The Government’s own impact assessment does not refute this. Indeed, it concedes that local appointment may not procure the level of savings secured by the Audit Commission during its last procurement round. It seems obvious to me that each authority procuring its own auditors on a recurring basis replicates a cost base. There is an opportunity to save money here.
I will not go into the other details that have been discussed before, save to say that I agree that local appointment does not necessarily increase competition or cut costs. I have no proof of this, but my hunch is probably that not many firms would undertake a municipal audit in the first place. In reality one is probably looking at one of the larger firms, a point that we have heard before. I register the point made by the Minister on Monday. A paraphrase of her words is that there will be no recreation of the Audit Commission by the back door, but if the reality of this Bill’s proposals is to create some form of suboptimal procurement with waste by duplication, I have to say that I am against that as a principle. I hope the Minister will feel that subject to any safeguards that might be necessary to eliminate the risk of a “son of” Audit Commission coming about, the principle is acceptable, in which case we can work out the detail as we go forward. I beg to move.
My Lords, I will speak to these amendments, although sitting next to me is my noble friend Lord Tope, in whose name Amendment 14ZA stands. I hope the noble Lord, Lord McKenzie, will confirm that we have already dealt with the collaborative basis and the fact of buying centrally. Even I was a late adherent to this, but I think we agree that in one form or another that is the way to go forward, however it can be arranged, although there were numerous alternatives. As the noble Earl, Lord Lytton, has said, there are going to be significant savings, which is something that we cannot ignore.
I have one question about a sentence in Amendment 14ZA on the appointment of a new auditor, or the re-appointment of an existing auditor, to,
“audit its accounts for a financial year not later than 31 December in the preceding financial year”.
Both the Bill and the amendment say that that appointment should be made not later than 31 December in the preceding year. I cannot work this out in practical terms. Let us say that KPMG is the auditor of a local authority or group of local authorities; it has not finished its accounts and the accounts will not be signed off until, at the earliest, the end of January the following year. That company could be under notice, according to the amendments, that it may not be, or could not be, the auditor for the ensuing year. While KMPG is finishing off its audit—the accounts will not have been finished and signed off by the relevant person in the local authority, who in my local authority is me, so I am told; I have done it three years in a row—a new auditor, PricewaterhouseCoopers, perhaps, will have been appointed.

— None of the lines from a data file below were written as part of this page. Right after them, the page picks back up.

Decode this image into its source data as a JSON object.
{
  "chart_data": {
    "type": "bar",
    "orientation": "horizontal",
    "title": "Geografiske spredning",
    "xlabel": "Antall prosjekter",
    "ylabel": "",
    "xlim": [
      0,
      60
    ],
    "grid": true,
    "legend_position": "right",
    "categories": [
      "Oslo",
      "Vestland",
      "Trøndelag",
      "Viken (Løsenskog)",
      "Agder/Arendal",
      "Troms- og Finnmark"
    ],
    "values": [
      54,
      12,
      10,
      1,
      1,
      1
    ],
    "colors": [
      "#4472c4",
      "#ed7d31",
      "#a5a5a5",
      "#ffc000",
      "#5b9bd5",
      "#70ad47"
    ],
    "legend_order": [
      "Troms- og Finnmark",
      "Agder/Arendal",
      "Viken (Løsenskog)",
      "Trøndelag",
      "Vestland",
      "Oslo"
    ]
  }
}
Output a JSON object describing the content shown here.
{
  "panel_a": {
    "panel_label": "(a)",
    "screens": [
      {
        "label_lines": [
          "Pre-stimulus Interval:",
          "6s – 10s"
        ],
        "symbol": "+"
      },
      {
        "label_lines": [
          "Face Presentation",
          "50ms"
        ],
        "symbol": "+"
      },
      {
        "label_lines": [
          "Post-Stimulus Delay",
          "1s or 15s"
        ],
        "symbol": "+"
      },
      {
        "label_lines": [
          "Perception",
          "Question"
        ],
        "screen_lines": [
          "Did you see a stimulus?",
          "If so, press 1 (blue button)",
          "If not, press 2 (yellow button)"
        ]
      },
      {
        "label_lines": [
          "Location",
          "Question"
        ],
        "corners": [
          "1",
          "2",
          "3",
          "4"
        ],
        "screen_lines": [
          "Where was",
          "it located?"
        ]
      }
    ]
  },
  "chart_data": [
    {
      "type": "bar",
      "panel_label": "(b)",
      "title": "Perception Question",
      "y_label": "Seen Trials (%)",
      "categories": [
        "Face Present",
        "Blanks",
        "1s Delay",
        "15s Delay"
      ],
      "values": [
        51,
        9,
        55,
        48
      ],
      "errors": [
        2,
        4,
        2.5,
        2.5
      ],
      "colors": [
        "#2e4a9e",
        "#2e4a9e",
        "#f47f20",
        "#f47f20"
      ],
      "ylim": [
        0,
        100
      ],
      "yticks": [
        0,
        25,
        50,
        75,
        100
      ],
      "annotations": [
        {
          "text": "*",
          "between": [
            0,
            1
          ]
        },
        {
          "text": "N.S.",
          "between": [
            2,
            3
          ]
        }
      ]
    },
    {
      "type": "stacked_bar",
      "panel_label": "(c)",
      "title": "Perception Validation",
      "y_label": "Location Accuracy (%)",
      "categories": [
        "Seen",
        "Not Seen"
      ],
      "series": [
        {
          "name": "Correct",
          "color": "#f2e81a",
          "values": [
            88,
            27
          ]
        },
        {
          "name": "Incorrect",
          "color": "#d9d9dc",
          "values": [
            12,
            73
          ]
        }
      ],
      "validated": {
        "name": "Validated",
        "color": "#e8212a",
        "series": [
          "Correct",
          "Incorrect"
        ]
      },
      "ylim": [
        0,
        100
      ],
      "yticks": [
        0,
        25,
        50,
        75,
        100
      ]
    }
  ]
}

I worry about how that will affect the mindset of the auditor who is being replaced. Enshrining within the Bill that the auditor has to be appointed by 31 December within that year will cause moral, and sometimes practical, difficulties. Perhaps the Minister will take this issue back and consider whether the wording should be “could be appointed by 31 December” or “as soon as possible by that date”. I worry how the changeover, if there be a changeover, will affect the performance of the outgoing auditor.